In 2010, Steam was a curated storefront. A few hundred games shipped that year. Then the gates opened: Greenlight, then Direct, then a tidal wave of small studios. This study tracks how a trickle became a flood, and asks what happens to discoverability when nearly nineteen thousand games launch in one year.
From 277 games a year to almost 19,000
The climb is brutal. 277 games in 2010 became 18,847 in 2024, a roughly 68-fold jump and about 35% compound growth a year. The solid line is the record.
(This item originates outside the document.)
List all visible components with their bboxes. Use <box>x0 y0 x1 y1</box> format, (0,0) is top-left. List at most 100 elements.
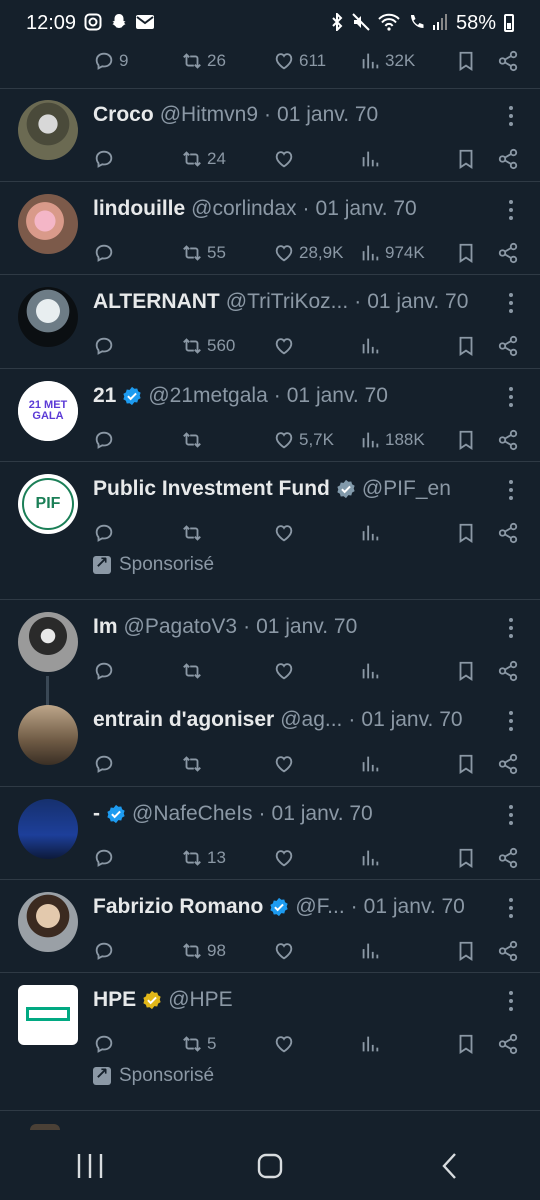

The dashed line is a damped-trend forecast: it expects growth to keep going but to bend, not to keep exploding.
Sixty-eight times bigger, in one decade
Lined up against 2010, every later year is a multiple. By 2016 the annual count was already 15× the 2010 baseline; by 2024 it was 68×. The platform did not grow, it compounded.
Past 40,000 a year by 2030, if the pace holds
The damped model lands near 41,000 releases in 2030, with an 80% band from about 37,000 to 44,000. Treat it as a trajectory, not a prophecy: it assumes the recent pace continues, and many expect the curve to flatten as the market saturates. Either way the real story is no longer growth, it is discovery. When tens of thousands of games ship a year, getting seen is the hard part, and that is exactly the kind of question data can answer.